I vantaggi? Per il produttore si tratta di una forma di finanziamento anticipato rispetto alla consegna della merce, per l’acquirente si tratta invece di acquistare le bottiglie a un prezzo che solitamente è più basso rispetto a quello di mercato o di sicuro più basso rispetto a quello che quel vino avrà tra due o tre anni, quando in base al disciplinare di produzione, potrà essere commercializzato.

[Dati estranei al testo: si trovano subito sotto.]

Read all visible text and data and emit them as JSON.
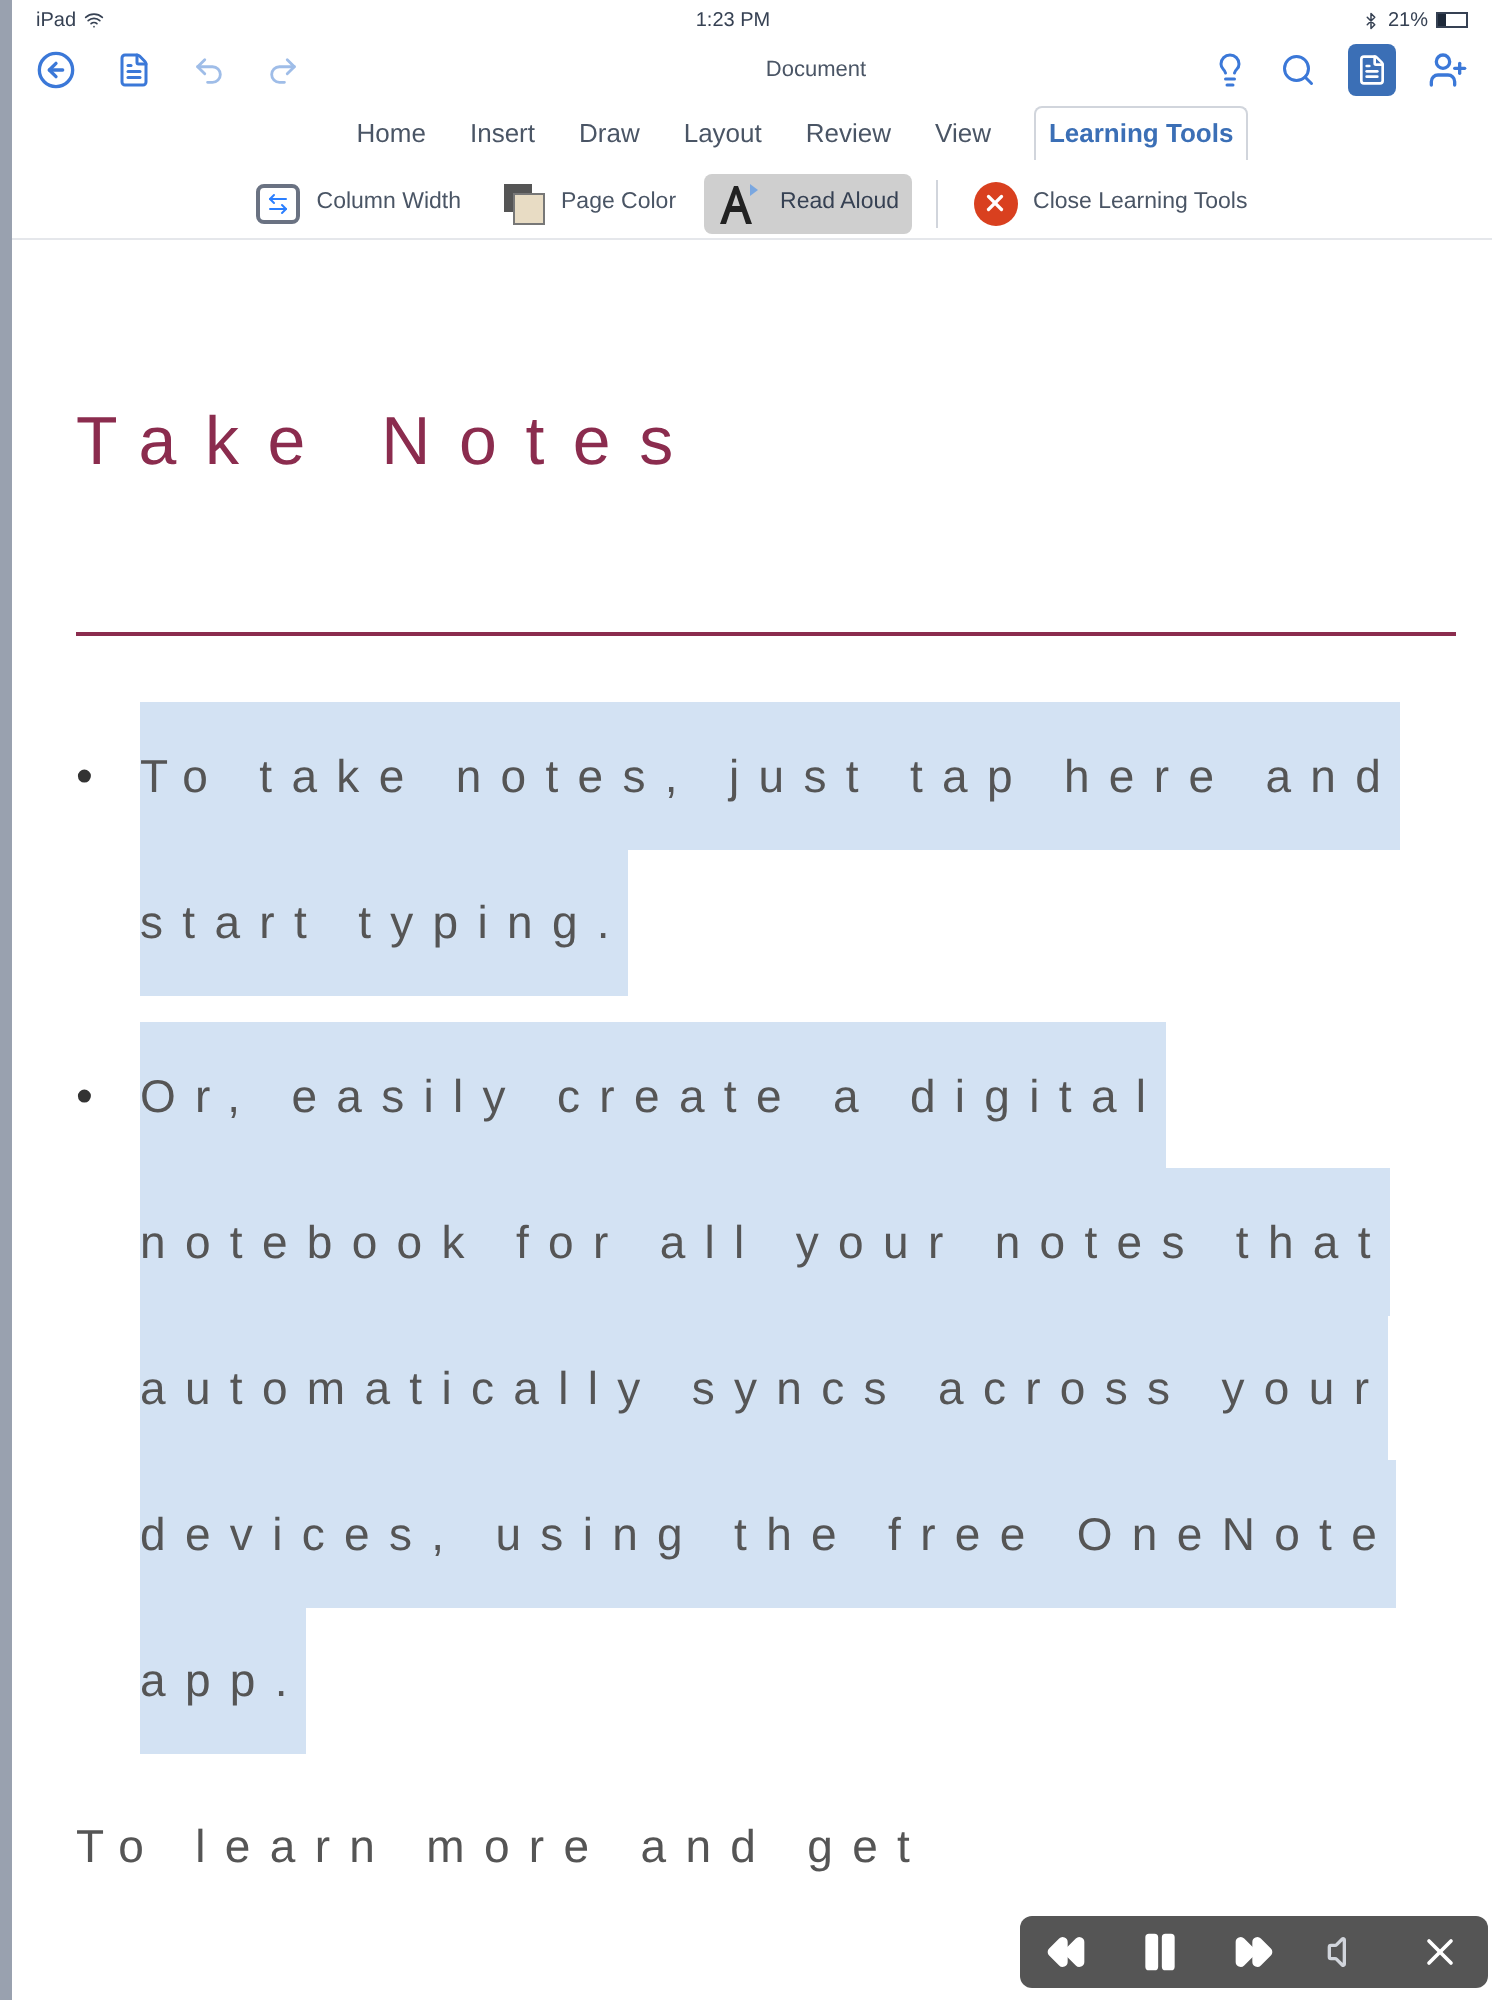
{
  "status_bar": {
    "device": "iPad",
    "time": "1:23 PM",
    "battery": "21%"
  },
  "window": {
    "title": "Document"
  },
  "tabs": [
    {
      "label": "Home",
      "selected": false
    },
    {
      "label": "Insert",
      "selected": false
    },
    {
      "label": "Draw",
      "selected": false
    },
    {
      "label": "Layout",
      "selected": false
    },
    {
      "label": "Review",
      "selected": false
    },
    {
      "label": "View",
      "selected": false
    },
    {
      "label": "Learning Tools",
      "selected": true
    }
  ],
  "ribbon": [
    {
      "kind": "column",
      "label": "Column Width",
      "selected": false
    },
    {
      "kind": "page",
      "label": "Page Color",
      "selected": false
    },
    {
      "kind": "read",
      "label": "Read Aloud",
      "selected": true
    },
    {
      "kind": "close",
      "label": "Close Learning Tools",
      "selected": false
    }
  ],
  "document": {
    "heading": "Take Notes",
    "bullets": [
      {
        "marker": "•",
        "text": "To take notes, just tap here and start typing.",
        "highlighted": true
      },
      {
        "marker": "•",
        "text": "Or, easily create a digital notebook for all your notes that automatically syncs across your devices, using the free OneNote app.",
        "highlighted": true
      }
    ],
    "paragraph": "To learn more and get"
  }
}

Il certificato del contratto a termine può essere oggetto di scambio; non è infatti necessario che la persona che a scadenza ritirerà la merce sia la stessa che ha sottoscritto il contratto. Per questo il future sul vino può essere visto anche come puo investimento finanziario. Per gli amanti del vino si tratta comunque di un buon affare poiché il vino oggetto del contratto avrà presumibilmente un valore assai più alto rispetto al prezzo iniziale.

Il mercato italiano è partito in questa direzione a metà degli anni ’90. Castello Banfi e Capannelle, due aziende toscane, hanno emesso future sui vini di loro produzione con ottimi risultati, tanto che dopo poco tempo altre aziende vinicole hanno percorso con successo questa strada. In attesa poi che il legame tra vino e finanza decolli anche in Italia, entro fine anno verrà varato il primo Master in Business Administration dedicato a imprenditori e consulenti del vino, a cura della Mib School di Management di Trieste, con il patrocinio di Federvini.

E ancora, a breve, il mondo della produzione vinicola subirà l’incursione della tecnologia: verranno realizzate, grazie all’aiuto di satelliti, mappature dei territori in grado di fornire informazioni dettagliate sullo stato dei vigneti e del suolo in relazione al clima, oltre che sulle potenzialità di una determinata zona. Lo scenario prospettato dagli scienziati per il futuro è in questo senso ancora più avveniristico: tra alcuni anni, con le vendemmiatrici meccaniche collegate ai satelliti, sarà possibile ricevere direttamente in cantina un quadro della vendemmia in tempo reale, metro per metro.

Tutto questo però, mentre sul mercato internazionale si fanno largo i nuovi produttori stranieri: USA, Sudafrica e Australia, sempre più disposti a unirsi in consorzi forti. La maggiore produzione per ettaro, una dotazione finanziaria di grande rilievo grazie al ricorso alla Borsa, ha fatto in pochi anni dell’Australia il quarto esportatore del mondo, con la complicità anche di una legislazione leggera, che pone vincoli ai viticoltori. “Poiché la quotazione in Borsa in Italia al momento è ancora prematura-suggerisce Mastroberardino, titolare dell’omonima casa vinicola, una delle più antiche del Mezzogiorno- le soluzioni per superare questa fase di transizione del sistema produttivo potrebbero essere altre. Innanzitutto individuare dei circuiti finanziari dedicati, per categoria d’investimento o per distinzione territoriale, oppure si potrebbero aggregare imprese complementari in pool o per categorie di prodotti o per territorio”.